Typical User Scheme for UID/GIDs
Type of account |
UID |
---|---|
System accounts |
UID < 500 |
Local users and groups |
499 < UID < 1,000 |
Single sign-on accounts |
999 > UID |
This user scheme allows for local users and groups and single sign-on accounts.
Creating user entries
A user login entry is identified by the login name as uid. Login users are members of ou=Users, resulting in this dn:
dn: uid=hnelson,ou=Users,dc=example,dc=com
The full entry contains attributes that are needed to control account access.
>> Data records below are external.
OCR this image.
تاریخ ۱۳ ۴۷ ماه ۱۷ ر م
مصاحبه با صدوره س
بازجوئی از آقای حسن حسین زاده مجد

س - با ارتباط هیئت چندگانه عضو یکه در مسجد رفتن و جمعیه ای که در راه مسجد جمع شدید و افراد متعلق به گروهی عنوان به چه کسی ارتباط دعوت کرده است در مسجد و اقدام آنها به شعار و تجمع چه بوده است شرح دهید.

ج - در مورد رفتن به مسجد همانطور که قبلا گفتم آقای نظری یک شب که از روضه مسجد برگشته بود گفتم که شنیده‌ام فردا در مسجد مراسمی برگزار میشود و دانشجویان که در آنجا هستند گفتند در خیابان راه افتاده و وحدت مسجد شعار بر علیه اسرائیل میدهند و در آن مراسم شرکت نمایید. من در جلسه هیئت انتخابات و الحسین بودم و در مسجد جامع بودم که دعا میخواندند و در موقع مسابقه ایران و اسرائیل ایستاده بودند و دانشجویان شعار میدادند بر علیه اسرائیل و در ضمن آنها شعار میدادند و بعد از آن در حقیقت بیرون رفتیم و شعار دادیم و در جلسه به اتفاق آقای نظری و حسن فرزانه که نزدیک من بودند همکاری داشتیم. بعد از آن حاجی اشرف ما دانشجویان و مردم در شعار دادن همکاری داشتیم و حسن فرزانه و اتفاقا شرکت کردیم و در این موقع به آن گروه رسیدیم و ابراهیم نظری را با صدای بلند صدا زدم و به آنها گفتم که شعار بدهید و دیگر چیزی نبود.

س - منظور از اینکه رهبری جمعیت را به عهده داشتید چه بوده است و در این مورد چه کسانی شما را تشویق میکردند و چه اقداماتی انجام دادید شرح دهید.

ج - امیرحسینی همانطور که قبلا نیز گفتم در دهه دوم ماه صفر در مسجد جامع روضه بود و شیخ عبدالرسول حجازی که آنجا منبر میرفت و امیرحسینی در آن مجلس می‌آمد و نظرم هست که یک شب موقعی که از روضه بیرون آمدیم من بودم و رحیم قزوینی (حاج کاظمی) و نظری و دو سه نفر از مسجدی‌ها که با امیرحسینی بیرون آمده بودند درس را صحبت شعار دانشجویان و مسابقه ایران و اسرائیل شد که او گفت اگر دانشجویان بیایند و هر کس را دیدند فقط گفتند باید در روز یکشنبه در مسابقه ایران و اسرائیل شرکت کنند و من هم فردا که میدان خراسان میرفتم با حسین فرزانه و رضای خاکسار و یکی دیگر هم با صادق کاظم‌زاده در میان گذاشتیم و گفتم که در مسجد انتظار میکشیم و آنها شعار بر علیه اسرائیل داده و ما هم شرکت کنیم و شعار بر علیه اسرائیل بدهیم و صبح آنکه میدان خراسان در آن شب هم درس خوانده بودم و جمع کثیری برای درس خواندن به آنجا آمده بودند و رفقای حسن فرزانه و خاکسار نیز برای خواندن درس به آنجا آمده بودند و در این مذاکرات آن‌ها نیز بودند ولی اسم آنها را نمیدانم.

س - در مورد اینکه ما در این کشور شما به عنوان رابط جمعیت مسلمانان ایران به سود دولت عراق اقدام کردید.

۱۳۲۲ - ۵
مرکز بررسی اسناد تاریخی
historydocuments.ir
dn:uid=hnelson,ou=Users,dc=example,dc=com uid: hnelson cn: Horatio Nelson sn: Nelson givenname: Horatio mail: Horatio.Nelson@example.com objectClass: top objectClass: inetOrgPerson objectClass: posixAccount objectClass: shadowAccount uidNumber: 5000 homeDirectory: /h/hnelson loginShell: /bin/bash description: Horatio Nelson displayName: Horatio Nelson gecos: Horatio Nelson gidNumber: 500 userPassword: {SSHA}xxxxxxxxxxxxxxxxxxxxxxxx
Add the user entries to LDAP and test with an ldapsearch command, as discussed above:
ldapadd -x -D 'uid=admin,ou=system' -W -f Users.ldif
Because the login users belong to ou=Users, you now may look up their e-mail addresses within your e-mail client.
Creating Group Entries
You need to make a group entry for each group to be shared between multiple Linux computers. Each user also needs a group entry for the user private group. A group entry is identified by cn, and each group belongs to ou=Groups. For example:
dn: cn=hnelson,ou=Groups,dc=example,dc=com
A user private group would look like this:
dn: cn=hnelson,ou=Groups,dc=example,dc=com objectclass: posixGroup objectclass: top cn: hnelson userPassword: {crypt}x gidNumber: 5000
A shared group would look like:
dn: cn=developers,ou=Groups,dc=example,dc=com objectclass: posixGroup objectclass: top cn: developers gidNumber: 5001 memberUid: hnelson memberUid: whornblower
Add the group entries to LDAP and test with an ldapsearch command:
ldapadd -x -D 'uid=admin,ou=system' -W -f group.ldif
Populating the Database
This is a compilation of ldif files used to populate the database.
rootdn.ldif |
The main organization entry for the database as well as the administrative user. |
ou.ldif |
The organizational units: Automount, Users, Groups, Machines, Idmap. |
person.ldif |
A sample user entry. |
group.ldif |
Unix groups. |
machines.ldif |
Machine accounts. The objectClasses for user accounts and machine accounts are different. Be careful while assigning uid to new user and machine accounts, they should not be repeated. Note that we start users at 1000 and machines at 20000. |
auto.direct.ldif |
Automount maps. |
auto.home.ldif |
Entries to automount home directories. Note: we do this with wild cards instead of adding one entry per user. Linux uses the auto.home maps and the / as the wild card while Solaris uses the auto_map and the * for the wild card. |
auto.master.ldif |
Information about available maps. Used by the automount daemon. |
Configure the Linux LDAP Client
For users, verify that /etc/nsswitch.conf has the following entries:
passwd: files ldap shadow: files ldap group: files ldap
For autofs, verify that /etc/nsswitch.conf has the following entry:
automount: files ldap
Verify that /etc/ldap.conf has these entries:
host ldap1.example.com
base dc=example,dc=com
Verify that /etc/openldap/ldap.conf has these entries:
HOST ldap1.example.com
BASE dc=example,dc=com
Final Linux Server Configuration
The user's password and group entries must be removed from the password and group files on the NFS server where home directories live. Create backups and then edit /etc/passwd, /etc/shadow, /etc/group, and /etc/gshadow to remove the LDAP real people entries.